Être bien en soi, c’est d’abord  prendre conscience. Se rendre compte des pressions que l’on accepte, des exigences que l’on s’inflige. C’est regarder avec bienveillance notre être faillible, imparfait, et renoncer à la perfection. C’est accepter de renouer avec soi-même, pour s’aimer et savoir aimer. Car l’amour commence par l’acceptation d’être soi-même aimable. Être bien, c’est se sentir soi, c’est sonner juste, être en phase, être centré, être dans son axe. Être bien, c’est oser être soi-même. C’est aussi, d’une certaine manière, accepter de nager à coutre courant. Car, dans une société qui cultive la réussite et la performance, il est bien difficile de se regarder avec douceur et indulgence. L’estime de soi qui s’est construite, bonne ou mauvaise, selon la relation que nous avions avec nos parents se poursuit dans la société. Pour la plupart, les complexes naissent de là.

 

Quand nous sommes notre bourreau permanent

Très tôt, on est influencé par les canons de notre culture occidentale. On est souvent bourré de complexes parce qu’on subit les modèles extérieurs et sur médiatisés qui s’imposent massivement à notre regard et nous renvoient à nous-mêmes. C’est ce top modèle aux lignes presque irréelles ou ce beau mec aux courbes bien musclées. Les deux ont de l’argent bien sûr, et pour ne rien gâcher, ils sont intelligents. C’est lorsqu’on commence à se comparer que tout se complique. On voudrait ressembler au modèle, cet être idéal, mais on ne lui ressemble pas et on se déteste de ne pouvoir lui ressembler. Nous aimerions voir dans le miroir quelqu’un d’autre que nous-mêmes. C’est pour ça que l’on n’est pas bien.  Comparé à cet autre parfait,  ce nous, que l’on côtoie chaque jour,  ne vaut rien. Alors, nous le méprisons, le maltraitons et le malmenons. Il faut bien se l’avouer, nous ne nous aimons pas.  Dans la plus parfaite rigueur et désaffection, nous  sommes notre bourreau permanent. Nous sommes à l’écoute de ce petit harceleur qui nous rappelle, chaque jour, ce que nous ne sommes pas et ce que nous n’avons pas.

 

Nous nous ne sommes pas si mal que ça… finalement.

 

C’est en prenant conscience du petit harceleur qui est en nous, que nous pouvons nous libérer de cette pression constante. Se défaire de l’emprise des autres, c’est accepter de se regarder avec son propre regard.

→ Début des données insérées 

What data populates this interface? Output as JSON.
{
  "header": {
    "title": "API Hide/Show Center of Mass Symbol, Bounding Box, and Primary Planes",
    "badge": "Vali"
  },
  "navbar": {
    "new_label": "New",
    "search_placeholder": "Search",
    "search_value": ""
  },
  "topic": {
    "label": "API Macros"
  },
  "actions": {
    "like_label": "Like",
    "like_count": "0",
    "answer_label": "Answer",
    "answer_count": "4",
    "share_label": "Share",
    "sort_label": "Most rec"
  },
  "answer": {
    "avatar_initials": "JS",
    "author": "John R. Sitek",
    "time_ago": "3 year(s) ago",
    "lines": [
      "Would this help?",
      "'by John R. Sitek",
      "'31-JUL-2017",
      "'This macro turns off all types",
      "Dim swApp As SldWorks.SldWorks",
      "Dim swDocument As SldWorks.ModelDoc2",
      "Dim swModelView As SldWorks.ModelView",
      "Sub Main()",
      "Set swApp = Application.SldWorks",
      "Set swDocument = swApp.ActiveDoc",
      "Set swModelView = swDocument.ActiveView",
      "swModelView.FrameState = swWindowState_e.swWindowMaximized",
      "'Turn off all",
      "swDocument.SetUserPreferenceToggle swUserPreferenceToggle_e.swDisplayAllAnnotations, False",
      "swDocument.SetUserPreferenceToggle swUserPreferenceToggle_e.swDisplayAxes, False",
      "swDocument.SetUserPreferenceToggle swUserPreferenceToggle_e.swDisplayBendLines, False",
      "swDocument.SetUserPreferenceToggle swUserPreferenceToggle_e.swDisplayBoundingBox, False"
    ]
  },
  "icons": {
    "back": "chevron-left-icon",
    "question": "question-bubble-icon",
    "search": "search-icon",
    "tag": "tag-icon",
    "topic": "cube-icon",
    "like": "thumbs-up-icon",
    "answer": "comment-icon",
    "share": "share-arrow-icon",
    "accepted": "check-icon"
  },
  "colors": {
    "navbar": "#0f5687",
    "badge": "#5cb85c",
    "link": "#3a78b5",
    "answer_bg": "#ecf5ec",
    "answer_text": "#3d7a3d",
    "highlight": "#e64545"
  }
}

Notre corps ne correspond pas aux canons esthétiques, est-ce vraiment grave ? Notre partenaire nous aime et nous trouve belle (beau), c’est l’essentiel !

Notre visage a des défauts, un nez trop long, une bouche trop large à notre goût, trop de creux, trop de rides ? Oubliez les êtres parfaits exposés en couverture de magazine, les photos sont toutes retouchées.

Nous n’avons pas les qualités intellectuelles de telles personnes et les connaissances de tel autre ? Peu importe, nous en avons d’autres.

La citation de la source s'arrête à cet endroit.